Can the Keynes notion of ‘spontaneous optimism’ help U.S. investments in clean energy?
This post originally appeared on the Great Energy Challenge blog, in partnership with National Geographic and Planet Forward.
John Maynard Keynes, a giant in modern economic theory, famously wrote, “Most, probably, of our decisions to do something positive, the full consequences of which will be drawn out over many days to come, can only be taken as the result of animal spirits.”
This notion, laid out in his seminal book, The General Theory of Employment Interest and Money, was meant to push back on the notion that people behave in an purely economically rational manner, that many of our decisions are based not solely on a cool weighting of probable costs and benefits, but also on “spontaneous optimism” to act.
So professionally, we’ve known at least since Keynes wrote this in 1936 that sentiment and gut instincts drive a lot of our decisions. Score one for common sense.
Practically, what this means is that if people feel bad about their economic prospects, that “spontaneous optimism” is likely to be absent. This is why, for example, many of us think the Recovery Act was so critical. Cutting taxes can be a good way to get people to stimulate the economy: lower the cost of creating jobs, and businesses are more likely to create them.
But the decision to invest in a new factory doesn’t just depend on the cost of the investment, which lowering taxes can help reduce, but also on how much it’s expected to return. And when our animal spirits drive our expectations into the ground, cutting taxes is almost useless. If someone thinks there’s not going to be any market for widgets and that economic disaster might be right around the corner, then even completely eliminating the taxes on labor to make widgets or on the profits from selling them won’t be enough to get someone to build a widget factory.
A few weeks ago, I wrote about a report from Deutsche Bank that, among other things, outlined what they thought markets would need to see for clean energy investments to take off. Basically, they boiled it down to TLC: Transparancy, Longevity, and Certainty.
Last week, the Pew Charitible Trusts showed what happens when markets don’t see those things. Their report, “Who’s Winning the Clean Energy Race,” had some great news. In 2010, over $240 billion was invested in cleantech worldwide. That’s an increase of about 30 percent from 2009 levels. About $198 billion of that was in G20 nations (the 20 largest economies), an increase of 33 percent over 2009.
This is great news, of course, because it says something about the state of our global animal spirits. Coming off a terrible economic year in 2009, this shows that business sentiment is improving in clean energy industries and probably overall as well. No one is going to invest in new energy capacity if they think economies are going to continue their free fall. And significant amounts of those energy investments are going to clean alternatives.
The bad news, of course, is what’s happening in the U.S. After slipping from first place to second place in 2009, we fell again from second to third last year. 2010 was a decent year for clean energy investments in the U.S.: our $34 billion of investment was a 50 percent increase.

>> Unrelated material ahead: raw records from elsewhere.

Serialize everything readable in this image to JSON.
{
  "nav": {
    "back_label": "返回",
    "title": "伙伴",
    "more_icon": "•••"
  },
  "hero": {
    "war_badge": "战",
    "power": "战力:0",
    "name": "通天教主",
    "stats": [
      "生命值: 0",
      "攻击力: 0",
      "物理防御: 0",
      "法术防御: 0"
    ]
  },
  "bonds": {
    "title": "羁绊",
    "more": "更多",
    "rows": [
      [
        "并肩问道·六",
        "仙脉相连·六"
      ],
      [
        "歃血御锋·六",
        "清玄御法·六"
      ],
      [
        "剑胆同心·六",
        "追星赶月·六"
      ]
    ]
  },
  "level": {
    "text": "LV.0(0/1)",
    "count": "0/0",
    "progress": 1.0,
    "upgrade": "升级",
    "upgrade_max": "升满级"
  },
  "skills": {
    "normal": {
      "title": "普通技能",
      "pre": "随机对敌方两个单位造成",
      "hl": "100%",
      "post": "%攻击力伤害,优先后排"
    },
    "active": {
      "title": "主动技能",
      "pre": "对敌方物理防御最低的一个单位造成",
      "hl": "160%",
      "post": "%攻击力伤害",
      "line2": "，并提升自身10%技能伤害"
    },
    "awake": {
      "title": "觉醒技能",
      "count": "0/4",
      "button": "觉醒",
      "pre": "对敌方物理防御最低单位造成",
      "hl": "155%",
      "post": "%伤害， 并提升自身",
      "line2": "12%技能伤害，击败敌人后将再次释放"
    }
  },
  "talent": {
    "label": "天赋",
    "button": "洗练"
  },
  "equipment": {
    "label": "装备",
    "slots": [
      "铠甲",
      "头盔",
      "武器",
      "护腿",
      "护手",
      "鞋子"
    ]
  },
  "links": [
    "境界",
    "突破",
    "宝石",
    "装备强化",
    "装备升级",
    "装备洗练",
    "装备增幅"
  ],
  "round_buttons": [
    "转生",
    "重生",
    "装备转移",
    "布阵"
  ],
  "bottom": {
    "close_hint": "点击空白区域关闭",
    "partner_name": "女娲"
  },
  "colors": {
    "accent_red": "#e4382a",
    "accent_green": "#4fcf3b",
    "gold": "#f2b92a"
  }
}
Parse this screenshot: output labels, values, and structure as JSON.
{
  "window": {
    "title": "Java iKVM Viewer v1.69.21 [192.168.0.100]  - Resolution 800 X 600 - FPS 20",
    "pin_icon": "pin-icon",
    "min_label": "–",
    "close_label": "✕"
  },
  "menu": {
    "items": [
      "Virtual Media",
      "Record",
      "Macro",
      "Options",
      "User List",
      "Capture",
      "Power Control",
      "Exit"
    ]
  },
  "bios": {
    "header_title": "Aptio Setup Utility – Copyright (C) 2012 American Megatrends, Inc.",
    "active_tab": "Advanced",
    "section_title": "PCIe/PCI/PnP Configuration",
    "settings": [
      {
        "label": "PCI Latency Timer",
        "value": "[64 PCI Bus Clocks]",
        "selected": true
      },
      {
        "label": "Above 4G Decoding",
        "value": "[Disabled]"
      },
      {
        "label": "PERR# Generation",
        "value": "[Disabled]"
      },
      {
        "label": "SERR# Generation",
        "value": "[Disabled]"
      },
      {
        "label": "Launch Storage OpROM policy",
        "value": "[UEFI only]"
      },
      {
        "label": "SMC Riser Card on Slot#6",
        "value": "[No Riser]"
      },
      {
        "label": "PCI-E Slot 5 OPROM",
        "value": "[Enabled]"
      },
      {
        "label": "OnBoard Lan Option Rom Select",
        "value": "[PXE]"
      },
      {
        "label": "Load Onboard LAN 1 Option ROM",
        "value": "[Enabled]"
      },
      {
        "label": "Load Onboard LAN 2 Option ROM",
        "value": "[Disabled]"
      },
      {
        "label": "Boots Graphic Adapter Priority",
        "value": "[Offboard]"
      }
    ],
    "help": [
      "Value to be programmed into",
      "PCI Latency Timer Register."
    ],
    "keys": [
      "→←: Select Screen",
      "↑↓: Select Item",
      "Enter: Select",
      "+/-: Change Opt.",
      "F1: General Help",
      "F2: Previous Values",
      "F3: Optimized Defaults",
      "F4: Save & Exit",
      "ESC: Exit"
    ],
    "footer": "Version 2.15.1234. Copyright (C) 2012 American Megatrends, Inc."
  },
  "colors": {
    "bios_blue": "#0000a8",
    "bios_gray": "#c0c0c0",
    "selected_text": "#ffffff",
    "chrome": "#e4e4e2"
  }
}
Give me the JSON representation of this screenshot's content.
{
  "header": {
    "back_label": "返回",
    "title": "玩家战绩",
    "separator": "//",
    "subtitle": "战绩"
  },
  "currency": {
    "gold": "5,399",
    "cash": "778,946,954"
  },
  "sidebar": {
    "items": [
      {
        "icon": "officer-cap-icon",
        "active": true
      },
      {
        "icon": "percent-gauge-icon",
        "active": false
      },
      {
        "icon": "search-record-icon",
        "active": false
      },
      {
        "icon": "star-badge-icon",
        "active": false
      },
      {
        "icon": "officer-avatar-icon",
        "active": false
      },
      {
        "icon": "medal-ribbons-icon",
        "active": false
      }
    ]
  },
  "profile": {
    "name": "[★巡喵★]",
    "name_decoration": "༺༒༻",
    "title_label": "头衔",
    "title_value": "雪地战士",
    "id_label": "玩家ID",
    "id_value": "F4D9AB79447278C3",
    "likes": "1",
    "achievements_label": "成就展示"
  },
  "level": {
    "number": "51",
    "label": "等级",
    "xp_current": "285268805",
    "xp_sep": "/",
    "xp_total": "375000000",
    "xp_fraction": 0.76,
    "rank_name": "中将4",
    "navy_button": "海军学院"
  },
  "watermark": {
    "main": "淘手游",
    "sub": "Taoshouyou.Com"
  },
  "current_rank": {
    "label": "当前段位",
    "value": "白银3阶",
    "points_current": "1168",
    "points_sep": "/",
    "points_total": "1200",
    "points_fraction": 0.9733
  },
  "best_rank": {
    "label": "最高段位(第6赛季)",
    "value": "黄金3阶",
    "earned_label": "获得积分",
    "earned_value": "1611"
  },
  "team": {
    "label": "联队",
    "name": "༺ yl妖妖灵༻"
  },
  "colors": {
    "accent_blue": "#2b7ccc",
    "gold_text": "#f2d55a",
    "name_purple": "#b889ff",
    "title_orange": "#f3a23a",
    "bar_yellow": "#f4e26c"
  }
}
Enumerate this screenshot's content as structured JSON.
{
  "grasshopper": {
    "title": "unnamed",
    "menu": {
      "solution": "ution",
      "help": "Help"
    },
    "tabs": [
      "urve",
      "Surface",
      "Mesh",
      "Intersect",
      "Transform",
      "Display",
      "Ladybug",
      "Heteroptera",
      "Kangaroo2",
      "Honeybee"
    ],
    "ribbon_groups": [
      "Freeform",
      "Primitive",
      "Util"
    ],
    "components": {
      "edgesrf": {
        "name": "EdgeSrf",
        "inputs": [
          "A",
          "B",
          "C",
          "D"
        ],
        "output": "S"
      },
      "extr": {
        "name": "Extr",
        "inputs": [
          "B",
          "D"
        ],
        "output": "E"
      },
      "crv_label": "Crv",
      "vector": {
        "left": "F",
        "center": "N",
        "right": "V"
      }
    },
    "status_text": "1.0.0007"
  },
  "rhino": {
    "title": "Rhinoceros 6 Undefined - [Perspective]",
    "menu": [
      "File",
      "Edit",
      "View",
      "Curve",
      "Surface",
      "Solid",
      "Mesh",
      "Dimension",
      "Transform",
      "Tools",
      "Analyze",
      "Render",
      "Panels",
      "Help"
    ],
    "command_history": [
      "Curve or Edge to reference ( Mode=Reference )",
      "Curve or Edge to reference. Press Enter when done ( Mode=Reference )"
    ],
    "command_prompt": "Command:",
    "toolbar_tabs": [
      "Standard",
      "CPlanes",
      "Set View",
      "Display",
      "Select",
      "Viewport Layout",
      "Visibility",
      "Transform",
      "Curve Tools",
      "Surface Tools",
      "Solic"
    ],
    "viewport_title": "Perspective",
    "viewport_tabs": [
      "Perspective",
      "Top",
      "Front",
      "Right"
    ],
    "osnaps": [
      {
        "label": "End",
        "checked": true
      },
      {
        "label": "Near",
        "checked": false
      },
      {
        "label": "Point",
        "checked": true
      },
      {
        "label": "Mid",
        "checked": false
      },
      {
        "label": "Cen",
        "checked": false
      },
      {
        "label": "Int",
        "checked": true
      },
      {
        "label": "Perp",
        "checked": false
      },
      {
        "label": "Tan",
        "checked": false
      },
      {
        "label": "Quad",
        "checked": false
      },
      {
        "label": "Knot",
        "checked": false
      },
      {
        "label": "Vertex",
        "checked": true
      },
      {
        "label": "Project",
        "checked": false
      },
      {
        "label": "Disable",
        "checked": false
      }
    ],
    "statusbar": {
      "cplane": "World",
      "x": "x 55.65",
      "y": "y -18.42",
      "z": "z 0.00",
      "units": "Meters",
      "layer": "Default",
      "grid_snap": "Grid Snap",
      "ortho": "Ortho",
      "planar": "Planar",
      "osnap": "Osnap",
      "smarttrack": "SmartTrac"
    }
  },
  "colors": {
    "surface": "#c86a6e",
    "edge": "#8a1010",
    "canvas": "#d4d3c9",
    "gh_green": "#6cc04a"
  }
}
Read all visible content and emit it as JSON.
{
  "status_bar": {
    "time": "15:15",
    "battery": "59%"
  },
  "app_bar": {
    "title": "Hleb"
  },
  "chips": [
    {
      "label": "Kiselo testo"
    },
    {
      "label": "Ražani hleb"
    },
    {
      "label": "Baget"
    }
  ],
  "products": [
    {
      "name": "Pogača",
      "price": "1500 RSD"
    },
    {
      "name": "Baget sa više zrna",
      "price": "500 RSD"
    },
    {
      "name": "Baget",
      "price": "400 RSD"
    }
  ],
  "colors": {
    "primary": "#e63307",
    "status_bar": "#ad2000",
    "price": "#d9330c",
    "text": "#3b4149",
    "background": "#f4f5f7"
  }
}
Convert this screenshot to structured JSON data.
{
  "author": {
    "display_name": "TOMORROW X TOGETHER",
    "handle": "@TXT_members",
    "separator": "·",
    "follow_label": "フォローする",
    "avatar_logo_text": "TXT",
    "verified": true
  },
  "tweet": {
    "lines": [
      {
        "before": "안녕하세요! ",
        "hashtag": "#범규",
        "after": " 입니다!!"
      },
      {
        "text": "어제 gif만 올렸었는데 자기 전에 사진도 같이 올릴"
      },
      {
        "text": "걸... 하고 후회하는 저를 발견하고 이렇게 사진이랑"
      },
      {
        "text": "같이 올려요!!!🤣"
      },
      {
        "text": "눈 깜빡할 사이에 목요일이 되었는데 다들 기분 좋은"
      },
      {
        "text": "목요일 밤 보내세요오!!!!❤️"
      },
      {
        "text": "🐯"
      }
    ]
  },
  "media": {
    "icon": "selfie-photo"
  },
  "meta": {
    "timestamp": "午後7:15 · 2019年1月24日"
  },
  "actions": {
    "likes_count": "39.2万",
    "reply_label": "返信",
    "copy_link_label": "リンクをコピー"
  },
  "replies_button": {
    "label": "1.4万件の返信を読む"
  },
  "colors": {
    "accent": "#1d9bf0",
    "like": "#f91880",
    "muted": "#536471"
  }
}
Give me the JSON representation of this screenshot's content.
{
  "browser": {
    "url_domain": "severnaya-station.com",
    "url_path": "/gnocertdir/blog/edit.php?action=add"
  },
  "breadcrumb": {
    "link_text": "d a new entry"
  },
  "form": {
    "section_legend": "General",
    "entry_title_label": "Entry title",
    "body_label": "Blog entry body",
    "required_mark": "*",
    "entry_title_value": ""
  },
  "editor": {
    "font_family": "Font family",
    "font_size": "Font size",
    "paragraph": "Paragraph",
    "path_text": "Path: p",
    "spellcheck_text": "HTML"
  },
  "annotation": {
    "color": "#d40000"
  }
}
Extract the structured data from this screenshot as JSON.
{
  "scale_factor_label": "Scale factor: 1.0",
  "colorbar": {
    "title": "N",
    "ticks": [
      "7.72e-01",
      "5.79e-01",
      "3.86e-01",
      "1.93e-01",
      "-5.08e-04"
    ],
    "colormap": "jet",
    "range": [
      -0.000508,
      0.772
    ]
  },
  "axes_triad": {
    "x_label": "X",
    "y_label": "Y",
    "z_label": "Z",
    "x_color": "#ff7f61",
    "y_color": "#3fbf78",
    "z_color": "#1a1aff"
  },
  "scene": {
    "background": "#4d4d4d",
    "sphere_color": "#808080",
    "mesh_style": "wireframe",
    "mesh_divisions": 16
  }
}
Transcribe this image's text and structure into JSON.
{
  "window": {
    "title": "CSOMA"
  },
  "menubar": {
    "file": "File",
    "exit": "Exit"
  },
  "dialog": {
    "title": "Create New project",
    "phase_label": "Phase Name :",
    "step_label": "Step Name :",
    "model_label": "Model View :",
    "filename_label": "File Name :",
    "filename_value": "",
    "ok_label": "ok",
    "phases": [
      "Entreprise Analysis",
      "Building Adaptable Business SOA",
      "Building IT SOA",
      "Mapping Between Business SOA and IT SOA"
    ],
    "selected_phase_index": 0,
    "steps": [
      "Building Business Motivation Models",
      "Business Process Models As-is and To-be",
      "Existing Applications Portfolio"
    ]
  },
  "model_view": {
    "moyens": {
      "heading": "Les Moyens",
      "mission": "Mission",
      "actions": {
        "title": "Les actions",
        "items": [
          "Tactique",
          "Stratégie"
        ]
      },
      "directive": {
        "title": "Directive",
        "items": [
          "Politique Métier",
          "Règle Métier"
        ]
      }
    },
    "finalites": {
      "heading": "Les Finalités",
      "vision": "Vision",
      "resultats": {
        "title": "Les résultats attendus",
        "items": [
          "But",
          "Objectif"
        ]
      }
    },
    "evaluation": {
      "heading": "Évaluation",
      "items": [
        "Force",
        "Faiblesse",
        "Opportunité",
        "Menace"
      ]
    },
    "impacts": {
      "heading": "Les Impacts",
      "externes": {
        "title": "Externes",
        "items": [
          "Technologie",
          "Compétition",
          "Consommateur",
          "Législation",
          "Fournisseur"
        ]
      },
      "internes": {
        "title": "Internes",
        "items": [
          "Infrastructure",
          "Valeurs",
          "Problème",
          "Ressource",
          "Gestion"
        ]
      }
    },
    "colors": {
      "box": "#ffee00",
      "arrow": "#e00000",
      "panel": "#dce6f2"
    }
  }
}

And while it seems unlikely that we’ll fall to fourth behind Italy next year, there’s also very little chance that we’ll overtake either Germany or China to regain second.
The problem goes back to the absence of TLC in our clean energy policy. The Pew report highlights policies like renewable energy standards and feed-in tariffs as important drivers of clean energy investment. It shouldn’t be surprising that China is setting aggressive long-term targets for itself and that Germany pioneered the idea of feed-in tariffs which help guarantee economic returns to clean energy investments over the long haul.
How about the U.S.? We’re actually going backwards. Last year was a pretty good one, but a lot of that was driven by recovery spending, which is running out. Congress is looking for way to cut support for renewable energy and efficiency programs. The only predictable policy signal Congress seems willing to send clean energy markets at the moment is that they can’t count on predictable policy signals from Congress. Faced with these policy prospects, other markets just look a lot more promising for clean energy investments.
Put all of this together, and 2011 is looking a lot more like 2009 than 2010 of the U.S. clean energy industry. While the rest of the world is getting dressed up for the clean energy party, it looks like the U.S. is going to stay home and wash its hair. In the clean energy world, countries like Germany and China are the real party animals, while the U.S. runs the risk of becoming increasingly confused and dispirited.